What happens when a currency is devalued?
The devaluation of currency can only happen when a nation has been keeping its currency at a fixed exchange rate. For example, if Mexico keeps its peso at, for example, 15 pesos to the dollar, that is a fixed exchange rate. In such a case, a government can devalue its currency by changing the rate and making its money worth less. In this example, the Mexican government could change the exchange rate and say that the peso is now worth less -- 30 pesos to the dollar.
One major impact of such a move is that the country's exports become cheaper for people in other countries to buy. This is often seen as a reason to devalue -- to allow your country's exporters to sell more goods abroad.
There are many other impacts, though, and not all of them are good.
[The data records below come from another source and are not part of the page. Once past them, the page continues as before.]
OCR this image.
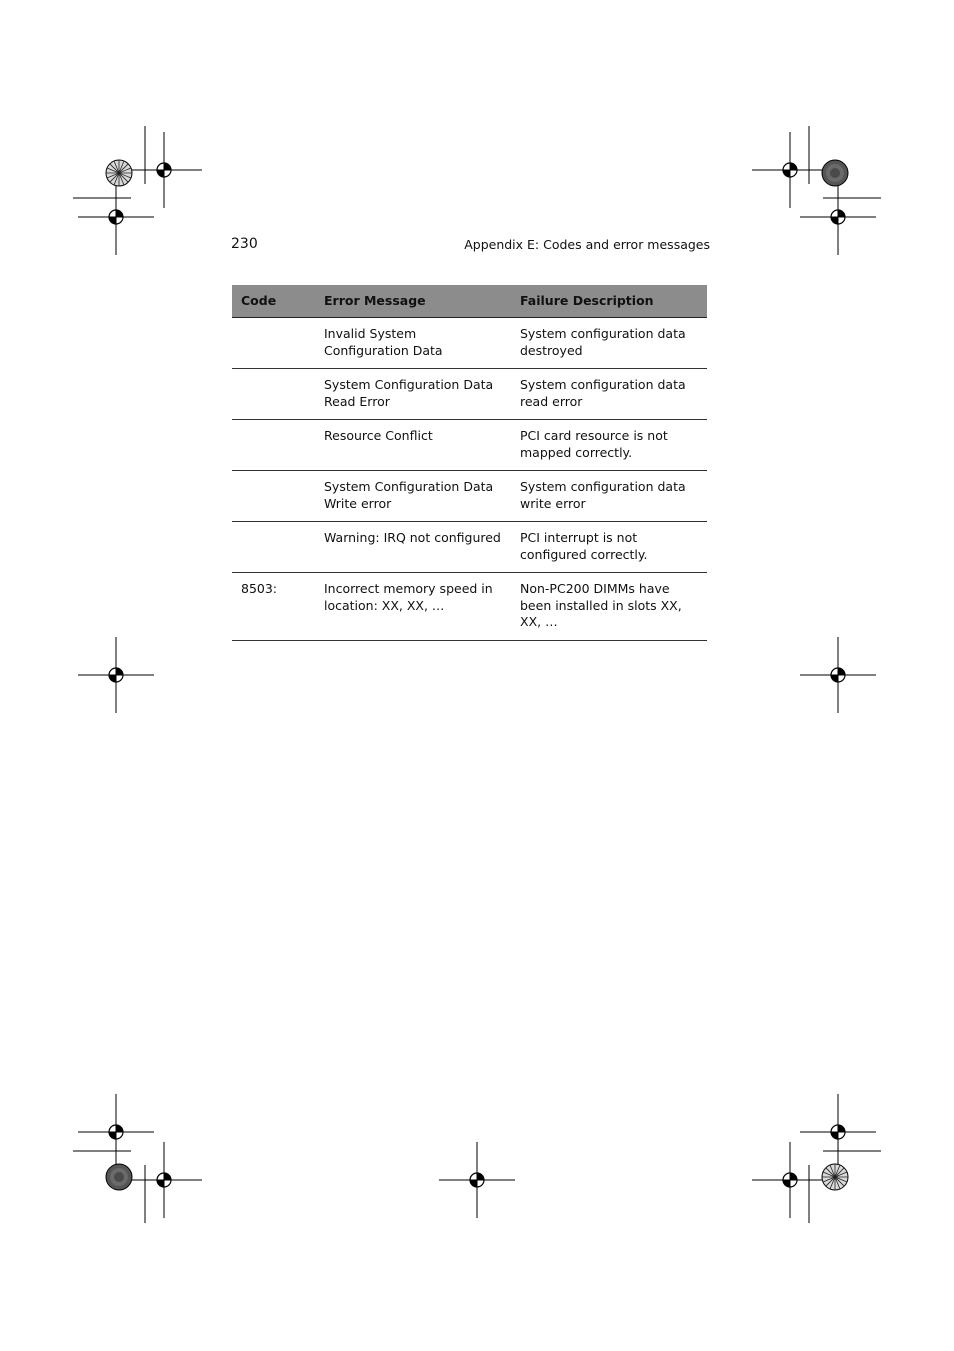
230	Appendix E: Codes and error messages
Code	Error Message	Failure Description
	Invalid System Configuration Data	System configuration data destroyed
	System Configuration Data Read Error	System configuration data read error
	Resource Conflict	PCI card resource is not mapped correctly.
	System Configuration Data Write error	System configuration data write error
	Warning: IRQ not configured	PCI interrupt is not configured correctly.
8503:	Incorrect memory speed in location: XX, XX, …	Non-PC200 DIMMs have been installed in slots XX, XX, …
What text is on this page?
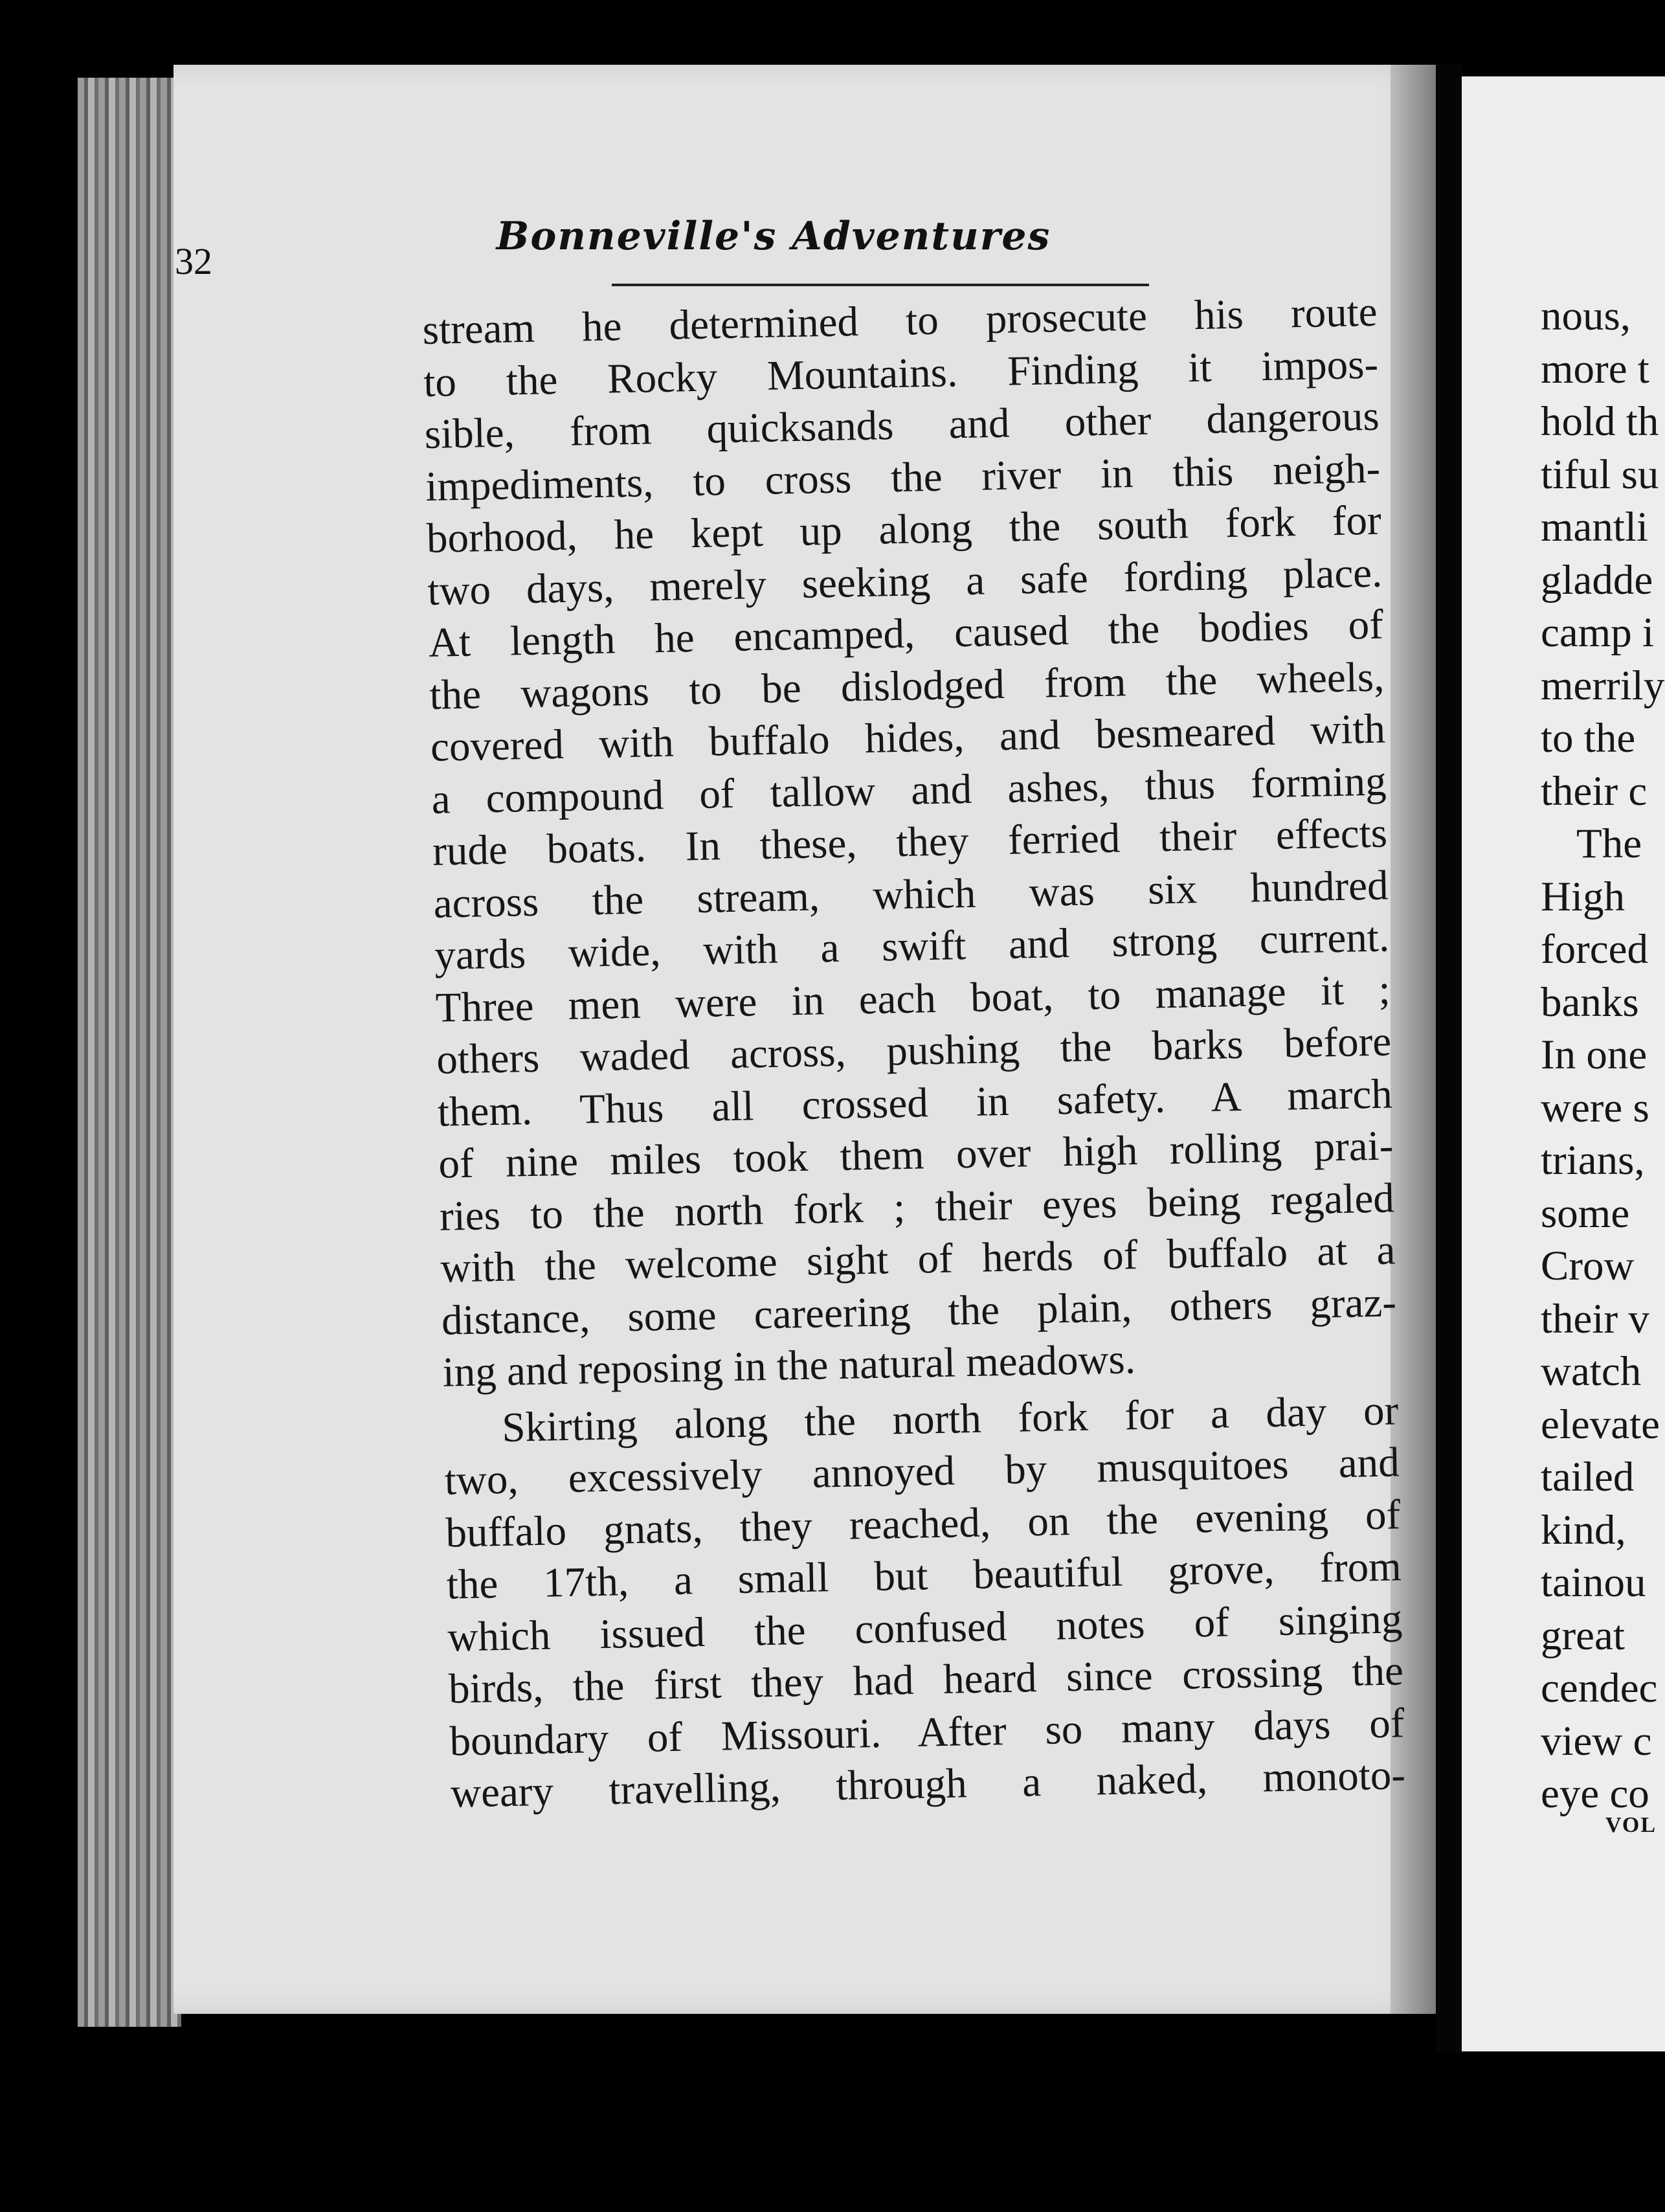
32
Bonneville's Adventures
stream he determined to prosecute his route
to the Rocky Mountains. Finding it impos-
sible, from quicksands and other dangerous
impediments, to cross the river in this neigh-
borhood, he kept up along the south fork for
two days, merely seeking a safe fording place.
At length he encamped, caused the bodies of
the wagons to be dislodged from the wheels,
covered with buffalo hides, and besmeared with
a compound of tallow and ashes, thus forming
rude boats. In these, they ferried their effects
across the stream, which was six hundred
yards wide, with a swift and strong current.
Three men were in each boat, to manage it ;
others waded across, pushing the barks before
them. Thus all crossed in safety. A march
of nine miles took them over high rolling prai-
ries to the north fork ; their eyes being regaled
with the welcome sight of herds of buffalo at a
distance, some careering the plain, others graz-
ing and reposing in the natural meadows.
Skirting along the north fork for a day or
two, excessively annoyed by musquitoes and
buffalo gnats, they reached, on the evening of
the 17th, a small but beautiful grove, from
which issued the confused notes of singing
birds, the first they had heard since crossing the
boundary of Missouri. After so many days of
weary travelling, through a naked, monoto-
nous,
more t
hold th
tiful su
mantli
gladde
camp i
merrily
to the
their c
The
High
forced
banks
In one
were s
trians,
some
Crow
their v
watch
elevate
tailed
kind,
tainou
great
cendec
view c
eye co
VOL
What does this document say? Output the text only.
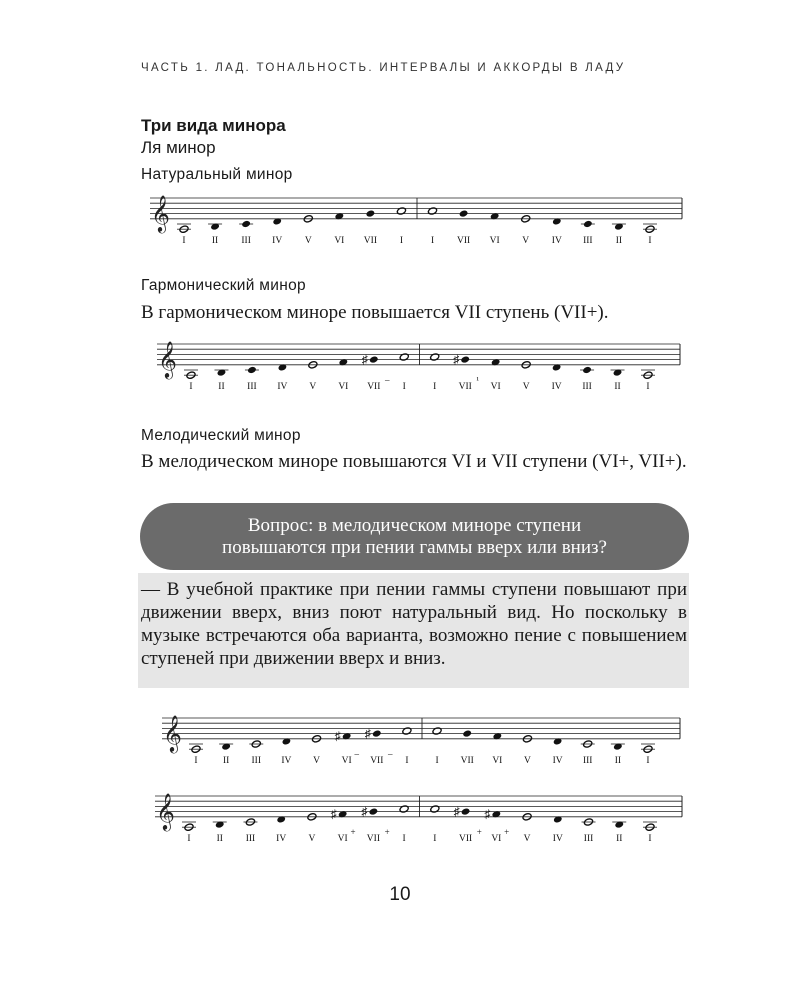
ЧАСТЬ 1. ЛАД. ТОНАЛЬНОСТЬ. ИНТЕРВАЛЫ И АККОРДЫ В ЛАДУ
Три вида минора
Ля минор
Натуральный минор
𝄞
I	II III IV V VI VII I	I VII VI V IV III II	I
Гармонический минор
В гармоническом миноре повышается VII ступень (VII+).
𝄞
I	II III IV V VI
♯
VII
–
I	I
♯
VII
¹
VI V IV III II	I
Мелодический минор
В мелодическом миноре повышаются VI и VII ступени (VI+, VII+).
Вопрос: в мелодическом миноре ступени
повышаются при пении гаммы вверх или вниз?
— В учебной практике при пении гаммы ступени повышают при движении вверх, вниз поют натуральный вид. Но поскольку в музыке встречаются оба варианта, возможно пение с повышением ступеней при движении вверх и вниз.
𝄞
I	II III IV V
♯
VI
–
♯
VII
–
I	I VII VI V IV III II	I
𝄞
I	II III IV V
♯
VI
+
♯
VII
+
I	I
♯
VII
+
♯
VI
+
V IV III II	I
10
For example, devaluation can result in a huge loss of confidence among the citizens of the country that devalues its currency. Please follow the link for a thorough discussion of various impacts of devaluation.
Assume two nations which have currencies X and Y. If X is devalued with respect to Y, it means that more of X can be obtained for the same value of Y. This makes products that are imported by the Nation with the currency Y from the Nation with the currency X cheaper and vice versa. Similarly the products that the Nation with the currency Y exports to the Nation with the currency X become costlier and vice versa.
By devaluing its currency a country can increase exports and decrease imports. An example of this is China which has devalued its currency a lot with respect to the US dollar and by doing so has increased its exports to the US while decreasing its imports from the US.